Tunisie : les politiques économiques et la contrainte des ressources rares

Ressources rares L'Economiste Maghrébin

Il est aujourd’hui important d’ouvrir le débat en vue d’esquisser les grandes lignes d’une vision nationale stratégique de gestion des ressources rares qui devrait être centrée sur l’optimisation des décisions, en rapport avec leur mobilisation et leur usage, sur la définition et la priorisation des choix de politiques à entreprendre pour contribuer à leur durabilité et aussi sur la promotion d’une nouvelle gouvernance institutionnelle de ces ressources.

C’est pourquoi l’IACE a décidé d’engager le débat sur la gestion des ressources rares, lors de la quatrième édition du Tunisia Economic Forum qui se tiendra le 27 juin à la Maison de l’Entreprise à Tunis.

Une meilleure maîtrise de l’usage d’une ressource telle que l’eau rendrait d’abord moins contraignante la gestion du gap entre son offre et sa demande, outre le fait qu’elle permet de préserver un facteur tout aussi rare comme la terre par évitement de l’irrigation à outrance.
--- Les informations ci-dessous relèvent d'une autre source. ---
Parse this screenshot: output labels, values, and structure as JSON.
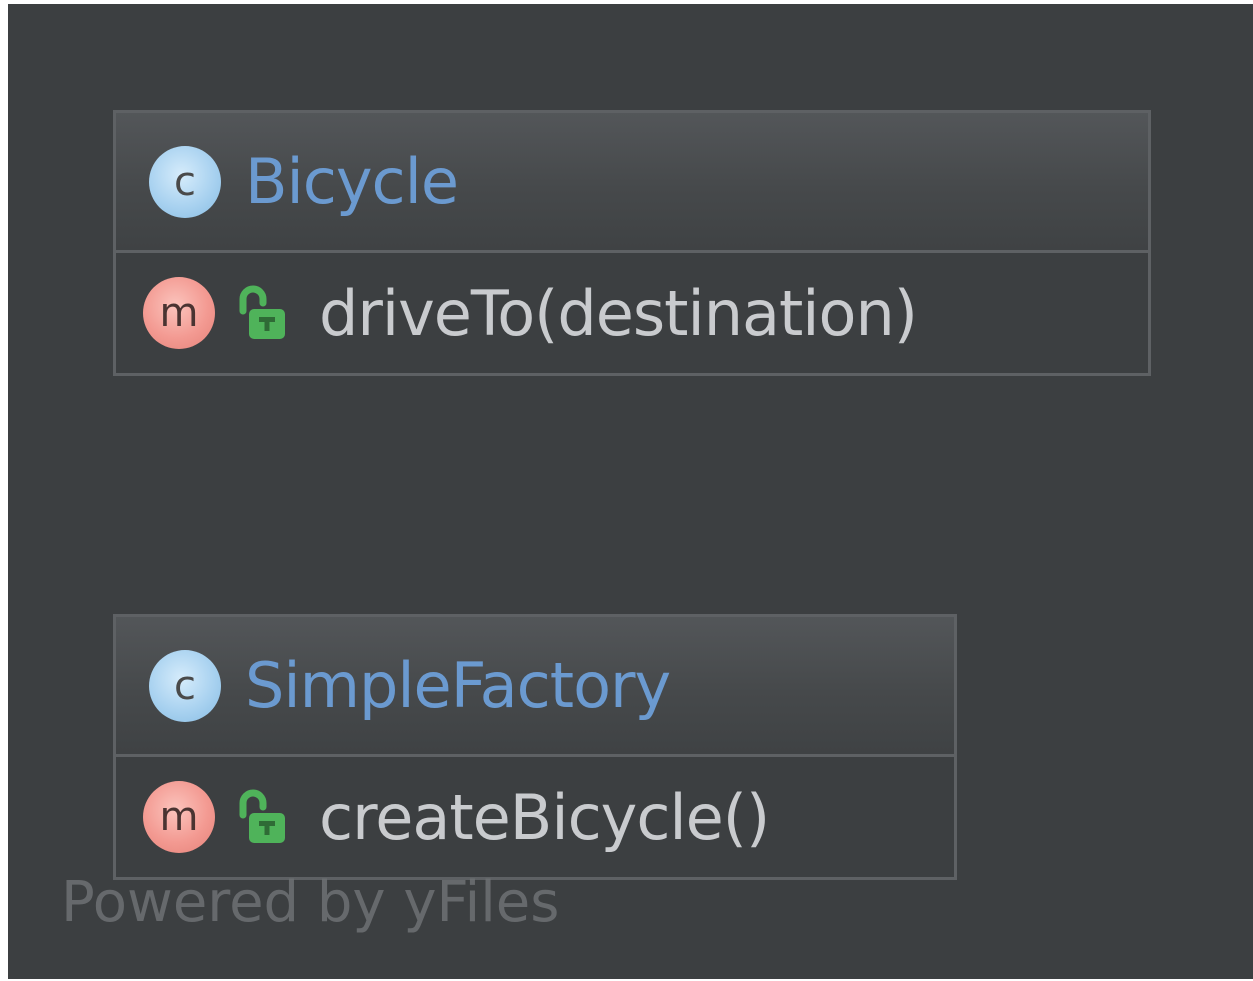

Elle conduirait aussi à inscrire la gestion de l’eau rare dans le cadre d’un arbitrage plus favorable aux intérêts des générations futures. Quant à la gestion de la rareté des qualifications, facteur de moins en moins reproductible et de plus en plus mobile, elle renvoie plus largement à l’impératif de mener des réflexions profondes sur les politiques éducatives et sur les modalités pratiques de conserver le stock rare de talents, ainsi que sur les moyens d’attirer les talents existants sur un marché international de plus en plus ouvert.

L’eau : une ressource rare dans les années à venir

Il convient de souligner que la Tunisie a été retenue comme pays pour la réalisation du projet « L’Eau dans le monde que nous voulons : Cadre des Objectifs du Développement Durable (ODD/SDG), liés à l’Eau pour l’Action Nationale ». Ce projet aidera la Tunisie à atteindre l’ODD6, sur le plan national moyennant l’exploitation du Système d’Aide à la Politique (SAP) pour le suivi des ODD(s) et ce avec l’appui du Bureau des Nations Unies pour le Développement Durable (UNOSD), la Compagnie Coréenne de l’Environnement (KECO) et l’Université des Nations Unies – Institut pour l’Eau, l’Environnement et la Santé (UNU-INWEH).

En Tunisie, le droit à l’eau a été hissé depuis la promulgation de la nouvelle Constitution au niveau d’un droit constitutionnel des citoyens. La Tunisie s’est engagée dans une politique ambitieuse et réussie de mobilisation des ressources en eau, moyennant des investissements très importants, ce qui a permis de satisfaire la demande en eau potable.

Le taux de desserte urbaine est de 100% et de 93% en milieu rural, sans faire de rationnement, même en période de sécheresse.

La politique tunisienne a permis aussi de développer une agriculture irriguée sur une surface de 425 000 ha et qui produit en moyenne 37% de la valeur de la production agricole totale.

Dans le cadre d’un atelier sur la contextualisation du Système de Soutien des Politiques pour la Tunisie dans le cadre du Projet « L’Eau dans le Monde que Nous Voulons »,  Mr Michael Hage, Coordinateur de la FAO pour l’Afrique du Nord et Représentant de la FAO en Tunisie a rappelé que la Tunisie est l’un des pays focus pour une importante Initiative régionale sur la pénurie de l’eau dans la région Proche-Orient et Afrique du Nord, lancée par la FAO depuis 2013.